Key Outcomes
- Employees now get answers in seconds instead of waiting on calls or messages
- Centralized, searchable knowledge base for policies, measurements, and training
- Reduced support burden on senior staff and managers
- Faster onboarding for new employees
Background
Glass Doctor operates with extensive internal documentation, policies, procedures, training materials, and operational references critical to day-to-day work.
Before this project, employees relied on calls and internal messages to get answers. Knowledge lived with a handful of experienced staff, creating constant interruptions, delays, and inconsistent responses.
Leadership needed a secure, internal AI system that could turn existing documents into a reliable, always-available source of truth without exposing data externally or requiring complex workflows.
The Challenge
Business Challenges
- Support overload from repetitive internal questions
- Slow response times blocking employee productivity
- Difficult onboarding for new hires
- Knowledge sprawl across static documents with no effective search
Operational Pain Points
- Employees interrupted others for basic policy or measurement questions
- Inconsistent answers depending on who was contacted
- No visibility into what questions were being asked most often
Technical Constraints
- Internal-only system with strict access control
- AI responses must stay grounded in approved documents
- OCR needed for scanned PDFs
- Context window limits with large document sets
The Solution
Stackup Solutions designed and built Glass Doctor Chatbot, a secure, single-tenant, web-based AI knowledge assistant powered by Retrieval-Augmented Generation (RAG).
The platform converts internal documents into an intelligent, conversational interface while giving administrators full control over users, content, and AI behavior.
Architecture & Technical Decisions
Core Architecture
- Frontend: Next.js for fast, responsive UI
- Backend: Node.js for scalable API handling
- Database: MySQL for users, roles, and chat logs
- Vector Database: Pinecone for high-performance semantic search
- AI Layer: ChatGPT with strict RAG constraints
- Auth: Passport.js + JWT with role-based access
RAG Training Pipeline
- Admin uploads approved documents (PDF, DOC/DOCX)
- OCR extracts text from scanned files when required
- Content is chunked into controlled, context-safe segments
- Chunks are embedded and stored in Pinecone
- Documents become AI-ready automatically after upload
Query & Response Flow
- User asks a question in the chat interface
- Query is converted into an embedding
- Pinecone retrieves the most relevant document chunks
- Retrieved context is injected into a guarded system prompt
- ChatGPT generates an answer only from provided context
- If no relevant content exists, the AI safely declines to guess
This approach prevents hallucinations and ensures every response stays aligned with internal documentation.
Key Features
Admin Panel
- User management (Super Admin, Admin, Employees)

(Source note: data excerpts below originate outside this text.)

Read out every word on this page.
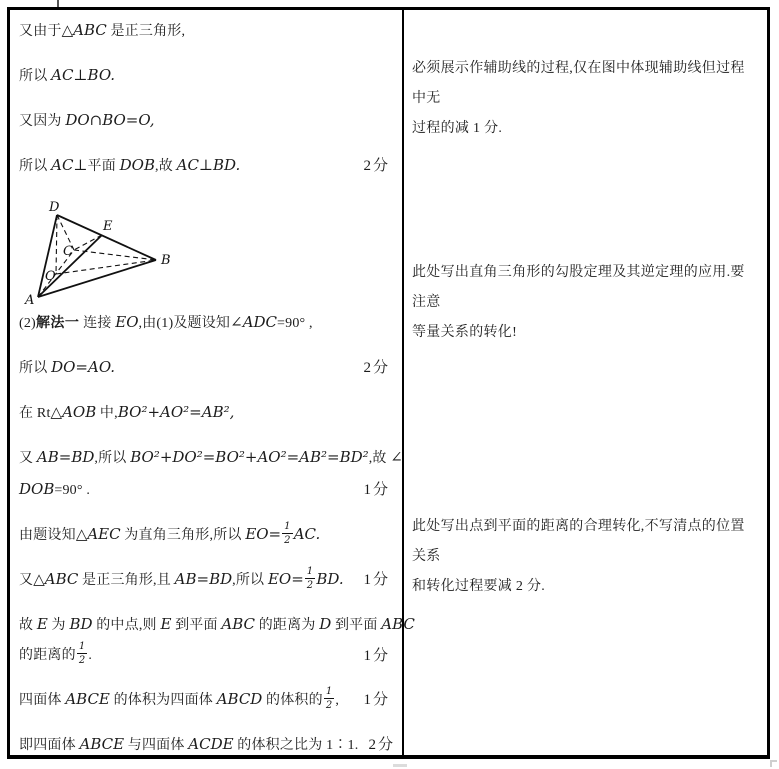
又由于△ABC 是正三角形,
所以 AC⊥BO.
又因为 DO∩BO=O,
所以 AC⊥平面 DOB,故 AC⊥BD.	2分
D
E
B
A
C
O
(2)解法一 连接 EO,由(1)及题设知∠ADC=90° ,
所以 DO=AO.	2分
在 Rt△AOB 中,BO²+AO²=AB²,
又 AB=BD,所以 BO²+DO²=BO²+AO²=AB²=BD²,故 ∠
DOB=90° .	1分
由题设知△AEC 为直角三角形,所以 $EO= \frac{1}{2}$ AC.
又△ABC 是正三角形,且 AB=BD,所以 $EO= \frac{1}{2}$ BD.	1分
故 E 为 BD 的中点,则 E 到平面 ABC 的距离为 D 到平面 ABC
的距离的 $\frac{1}{2}$ .	1分
四面体 ABCE 的体积为四面体 ABCD 的体积的 $\frac{1}{2}$ ,	1分
即四面体 ABCE 与四面体 ACDE 的体积之比为 1∶1. 2分
必须展示作辅助线的过程,仅在图中体现辅助线但过程中无
过程的减 1 分.
此处写出直角三角形的勾股定理及其逆定理的应用.要注意
等量关系的转化!
此处写出点到平面的距离的合理转化,不写清点的位置关系
和转化过程要减 2 分.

- Secure password resets and account control
- Document & media library with validation and upload progress
- AI training automation on document upload
- Read-only chat logs for auditing and improvement
- Usage metrics dashboard
Employee Experience
- Clean chat interface with conversation history
- Instant answers for policies, measurements, and procedures
- In-app document viewer for PDFs, DOCs, and images
- Secure authentication with profile management
Implementation Process
Discovery & Strategy
- Identified high-friction knowledge workflows
- Defined AI guardrails and security boundaries
Architecture & RAG Design
- Chunking strategy optimized for long operational documents
- OCR tuning to handle inconsistent scans
- Context window constraints carefully managed
Platform Build
- Full admin + user system with role-based access
- Automated AI training pipeline
- Secure logging and audit trails
Launch & Iteration
- Live production deployment
- Prompt refinement using real chat logs
- Continuous improvement without retraining the entire system
Results & Impact
While exact metrics were not formally tracked, the impact was immediate and clear:
- Significant reduction in internal messages and calls
- Employees now get answers in seconds instead of waiting
- Managers and senior staff reclaimed time from repetitive questions
- New hires onboard faster with self-service access to knowledge
- Leadership gained visibility into what employees actually ask
The system is live in production and is considered a successful resolution of the original support and knowledge challenges.